Mas também há diferenças importantes. Por exemplo, nós escolhemos as cúpulas como alvos: a Organização Mundial do Comércio, o Fundo Monetário Internacional, o G-8. As cúpulas são transitórias por natureza, só duram uma semana. Isso fazia com que nós fôssemos transitórios também. Aparecíamos, éramos manchete no mundo todo, depois desaparecíamos. E na histeria hiper-patriótica e nacionalista que se seguiu aos ataques de 11 de setembro, foi fácil nos varrer completamente, pelo menos na América do Norte. 
O Ocupar Wall Street, por outro lado, escolheu um alvo fixo. E vocês não estabeleceram nenhuma data final para sua presença aqui. Isso é sábio. Só quando permanecemos podemos assentar raízes. Isso é fundamental. É um fato da era da informação que muitos movimentos surgem como lindas flores e morrem rapidamente. E isso ocorre porque eles não têm raízes. Não têm planos de longo prazo para se sustentar. Quando vem a tempestade, eles são alagados. 
Ser horizontal e democrático é maravilhoso. Mas esses princípios são compatíveis com o trabalho duro de construir e instituições que sejam sólidas o suficiente para aguentar as tempestades que virão. Tenho muita fé que isso acontecerá. 
Há outra coisa que este movimento está fazendo certo. Vocês se comprometeram com a não-violência. Vocês se recusaram a entregar à mídia as imagens de vitrines quebradas e brigas de rua que ela, mídia, tão desesperadamente deseja. E essa tremenda disciplina significou, uma e outra vez, que a história foi a brutalidade desgraçada e gratuita da polícia, da qual vimos mais exemplos na noite passada. Enquanto isso, o apoio a este movimento só cresce.
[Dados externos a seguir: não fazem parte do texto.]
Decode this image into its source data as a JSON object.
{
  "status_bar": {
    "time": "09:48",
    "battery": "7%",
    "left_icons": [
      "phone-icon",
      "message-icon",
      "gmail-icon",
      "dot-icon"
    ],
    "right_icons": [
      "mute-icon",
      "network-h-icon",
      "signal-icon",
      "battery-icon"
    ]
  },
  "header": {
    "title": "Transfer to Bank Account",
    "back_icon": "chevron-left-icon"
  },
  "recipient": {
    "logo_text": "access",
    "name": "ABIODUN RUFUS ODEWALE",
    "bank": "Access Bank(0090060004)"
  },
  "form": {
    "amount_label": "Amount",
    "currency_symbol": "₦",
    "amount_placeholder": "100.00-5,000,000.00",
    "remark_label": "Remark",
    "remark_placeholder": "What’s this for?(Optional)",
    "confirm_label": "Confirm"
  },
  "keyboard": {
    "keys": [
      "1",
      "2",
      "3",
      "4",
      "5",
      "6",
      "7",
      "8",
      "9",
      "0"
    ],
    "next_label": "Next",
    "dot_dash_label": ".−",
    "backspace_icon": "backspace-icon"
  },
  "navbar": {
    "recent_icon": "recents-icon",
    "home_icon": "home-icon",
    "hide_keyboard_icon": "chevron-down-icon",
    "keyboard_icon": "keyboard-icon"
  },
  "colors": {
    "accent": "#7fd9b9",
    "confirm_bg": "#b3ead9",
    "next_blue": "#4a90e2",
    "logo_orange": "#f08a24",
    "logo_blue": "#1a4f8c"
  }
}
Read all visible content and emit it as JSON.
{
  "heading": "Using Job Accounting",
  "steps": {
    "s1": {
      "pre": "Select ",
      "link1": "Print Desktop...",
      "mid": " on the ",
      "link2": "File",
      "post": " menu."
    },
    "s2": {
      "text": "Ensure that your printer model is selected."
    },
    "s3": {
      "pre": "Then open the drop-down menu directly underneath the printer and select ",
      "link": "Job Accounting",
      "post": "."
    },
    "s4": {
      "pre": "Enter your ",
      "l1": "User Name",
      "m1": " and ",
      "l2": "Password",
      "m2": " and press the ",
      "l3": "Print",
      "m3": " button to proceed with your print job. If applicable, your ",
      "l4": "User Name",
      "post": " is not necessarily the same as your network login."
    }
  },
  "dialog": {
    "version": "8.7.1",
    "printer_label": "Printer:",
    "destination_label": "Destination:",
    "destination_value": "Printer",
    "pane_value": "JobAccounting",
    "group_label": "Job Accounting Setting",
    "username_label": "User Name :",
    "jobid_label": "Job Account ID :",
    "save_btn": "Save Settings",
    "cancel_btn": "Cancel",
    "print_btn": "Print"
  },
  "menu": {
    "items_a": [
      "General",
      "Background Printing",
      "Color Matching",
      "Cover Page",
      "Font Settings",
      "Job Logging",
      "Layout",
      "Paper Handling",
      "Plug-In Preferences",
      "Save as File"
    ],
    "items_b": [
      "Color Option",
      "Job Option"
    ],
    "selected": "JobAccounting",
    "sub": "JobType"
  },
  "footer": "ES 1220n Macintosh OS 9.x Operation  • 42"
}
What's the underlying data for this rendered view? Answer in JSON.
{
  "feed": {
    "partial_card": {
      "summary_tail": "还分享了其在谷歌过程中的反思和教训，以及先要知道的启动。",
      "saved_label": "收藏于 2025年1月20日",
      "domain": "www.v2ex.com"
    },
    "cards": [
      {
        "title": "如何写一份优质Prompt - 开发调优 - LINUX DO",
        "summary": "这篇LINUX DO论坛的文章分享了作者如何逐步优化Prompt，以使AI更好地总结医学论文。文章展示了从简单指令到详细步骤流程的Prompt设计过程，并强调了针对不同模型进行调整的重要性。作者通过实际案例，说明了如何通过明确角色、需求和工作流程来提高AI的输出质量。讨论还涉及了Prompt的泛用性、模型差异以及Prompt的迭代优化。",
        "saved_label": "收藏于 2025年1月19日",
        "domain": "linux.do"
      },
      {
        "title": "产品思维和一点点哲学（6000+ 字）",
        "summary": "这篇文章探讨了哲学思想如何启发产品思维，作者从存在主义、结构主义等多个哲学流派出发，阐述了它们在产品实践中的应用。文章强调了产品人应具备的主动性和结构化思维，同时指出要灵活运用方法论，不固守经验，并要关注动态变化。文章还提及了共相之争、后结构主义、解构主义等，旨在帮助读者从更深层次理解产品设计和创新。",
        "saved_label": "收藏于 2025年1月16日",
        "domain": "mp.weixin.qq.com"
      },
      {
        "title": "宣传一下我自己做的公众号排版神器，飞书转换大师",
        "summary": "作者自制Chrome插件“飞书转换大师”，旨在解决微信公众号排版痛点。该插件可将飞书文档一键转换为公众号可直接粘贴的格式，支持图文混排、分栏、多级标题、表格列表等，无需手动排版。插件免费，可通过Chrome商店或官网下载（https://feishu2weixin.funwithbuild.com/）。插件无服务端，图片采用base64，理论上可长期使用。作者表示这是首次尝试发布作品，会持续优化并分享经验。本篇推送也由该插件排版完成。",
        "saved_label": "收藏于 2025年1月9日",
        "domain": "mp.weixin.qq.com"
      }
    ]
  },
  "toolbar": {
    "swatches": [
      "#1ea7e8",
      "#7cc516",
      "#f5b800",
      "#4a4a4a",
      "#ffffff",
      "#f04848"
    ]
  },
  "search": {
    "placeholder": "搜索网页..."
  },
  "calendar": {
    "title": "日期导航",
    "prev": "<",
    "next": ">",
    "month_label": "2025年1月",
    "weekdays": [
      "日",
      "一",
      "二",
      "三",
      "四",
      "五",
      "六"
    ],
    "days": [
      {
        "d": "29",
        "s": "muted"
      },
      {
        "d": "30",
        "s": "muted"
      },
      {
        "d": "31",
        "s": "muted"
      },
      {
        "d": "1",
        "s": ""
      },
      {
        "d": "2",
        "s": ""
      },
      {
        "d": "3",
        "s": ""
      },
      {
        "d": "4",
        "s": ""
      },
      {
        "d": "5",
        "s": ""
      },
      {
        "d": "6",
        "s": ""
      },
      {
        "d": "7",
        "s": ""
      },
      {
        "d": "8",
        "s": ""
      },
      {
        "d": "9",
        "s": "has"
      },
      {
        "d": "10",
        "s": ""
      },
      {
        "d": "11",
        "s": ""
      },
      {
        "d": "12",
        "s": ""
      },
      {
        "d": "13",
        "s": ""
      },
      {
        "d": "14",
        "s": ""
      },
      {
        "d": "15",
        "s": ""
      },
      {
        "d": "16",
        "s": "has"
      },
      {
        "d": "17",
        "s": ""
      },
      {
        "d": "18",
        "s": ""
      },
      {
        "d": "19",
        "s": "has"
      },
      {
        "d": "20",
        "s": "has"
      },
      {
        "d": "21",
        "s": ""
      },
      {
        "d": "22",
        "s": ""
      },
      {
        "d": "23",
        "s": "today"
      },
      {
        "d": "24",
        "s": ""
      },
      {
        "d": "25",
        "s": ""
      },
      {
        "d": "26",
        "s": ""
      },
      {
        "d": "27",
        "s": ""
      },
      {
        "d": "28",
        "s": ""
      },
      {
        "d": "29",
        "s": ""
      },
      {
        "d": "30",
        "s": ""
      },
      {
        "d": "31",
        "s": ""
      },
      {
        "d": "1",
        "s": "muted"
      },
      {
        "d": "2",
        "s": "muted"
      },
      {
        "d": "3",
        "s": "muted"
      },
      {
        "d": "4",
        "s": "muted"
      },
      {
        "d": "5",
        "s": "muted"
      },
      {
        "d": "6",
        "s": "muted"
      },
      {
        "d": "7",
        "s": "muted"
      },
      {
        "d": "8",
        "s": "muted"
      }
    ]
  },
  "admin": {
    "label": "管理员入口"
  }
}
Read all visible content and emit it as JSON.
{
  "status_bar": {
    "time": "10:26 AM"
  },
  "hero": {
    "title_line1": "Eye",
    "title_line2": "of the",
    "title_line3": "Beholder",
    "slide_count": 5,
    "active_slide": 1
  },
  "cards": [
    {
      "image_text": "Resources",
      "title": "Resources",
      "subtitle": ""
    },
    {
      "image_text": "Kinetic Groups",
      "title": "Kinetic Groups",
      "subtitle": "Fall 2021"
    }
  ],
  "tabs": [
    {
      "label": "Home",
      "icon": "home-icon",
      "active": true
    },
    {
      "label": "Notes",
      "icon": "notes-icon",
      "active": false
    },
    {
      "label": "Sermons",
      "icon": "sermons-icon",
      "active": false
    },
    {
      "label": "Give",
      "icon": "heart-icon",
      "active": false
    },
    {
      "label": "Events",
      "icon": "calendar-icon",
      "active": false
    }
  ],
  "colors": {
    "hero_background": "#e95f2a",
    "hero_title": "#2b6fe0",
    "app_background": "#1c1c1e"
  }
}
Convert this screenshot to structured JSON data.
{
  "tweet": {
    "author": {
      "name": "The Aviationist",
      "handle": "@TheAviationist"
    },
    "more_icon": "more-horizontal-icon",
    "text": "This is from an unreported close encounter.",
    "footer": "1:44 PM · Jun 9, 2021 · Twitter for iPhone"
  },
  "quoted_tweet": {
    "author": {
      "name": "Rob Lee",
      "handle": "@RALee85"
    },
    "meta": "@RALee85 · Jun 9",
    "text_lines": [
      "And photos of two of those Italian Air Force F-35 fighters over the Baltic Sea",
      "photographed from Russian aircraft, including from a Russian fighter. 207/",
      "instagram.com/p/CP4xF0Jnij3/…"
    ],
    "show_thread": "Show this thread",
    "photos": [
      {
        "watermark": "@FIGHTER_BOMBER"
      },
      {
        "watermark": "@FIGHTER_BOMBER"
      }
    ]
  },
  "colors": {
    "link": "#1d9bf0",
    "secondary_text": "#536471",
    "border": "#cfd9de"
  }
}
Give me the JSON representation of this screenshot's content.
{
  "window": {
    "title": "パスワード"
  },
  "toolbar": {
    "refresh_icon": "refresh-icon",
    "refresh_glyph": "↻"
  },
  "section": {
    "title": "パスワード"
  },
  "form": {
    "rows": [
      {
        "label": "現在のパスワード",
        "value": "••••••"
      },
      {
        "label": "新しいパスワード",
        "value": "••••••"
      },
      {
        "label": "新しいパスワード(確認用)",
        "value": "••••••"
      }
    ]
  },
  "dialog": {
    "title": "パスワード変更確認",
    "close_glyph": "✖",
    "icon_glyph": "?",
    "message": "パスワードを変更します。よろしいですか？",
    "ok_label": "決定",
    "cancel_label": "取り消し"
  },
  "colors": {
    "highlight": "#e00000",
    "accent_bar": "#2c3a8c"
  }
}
Mais sabedoria. 
Mas a grande diferença que uma década faz é que, em 1999, encarávamos o capitalismo no cume de um boom econômico alucinado. O desemprego era baixo, as ações subiam. A mídia estava bêbada com o dinheiro fácil. Naquela época, tudo era empreendimento, não fechamento.
Nós apontávamos que a desregulamentação por trás da loucura cobraria um preço. Que ela danificava os padrões laborais. Que ela danificava os padrões ambientais. Que as corporações eram mais fortes que os governos e que isso danificava nossas democracias. Mas, para ser honesta com vocês, enquanto os bons tempos estavam rolando, a luta contra um sistema econômico baseado na ganância era algo difícil de se vender, pelo menos nos países ricos.
Dez anos depois, parece que já não há países ricos. Só há um bando de gente rica. Gente que ficou rica saqueando a riqueza pública e esgotando os recursos naturais ao redor do mundo.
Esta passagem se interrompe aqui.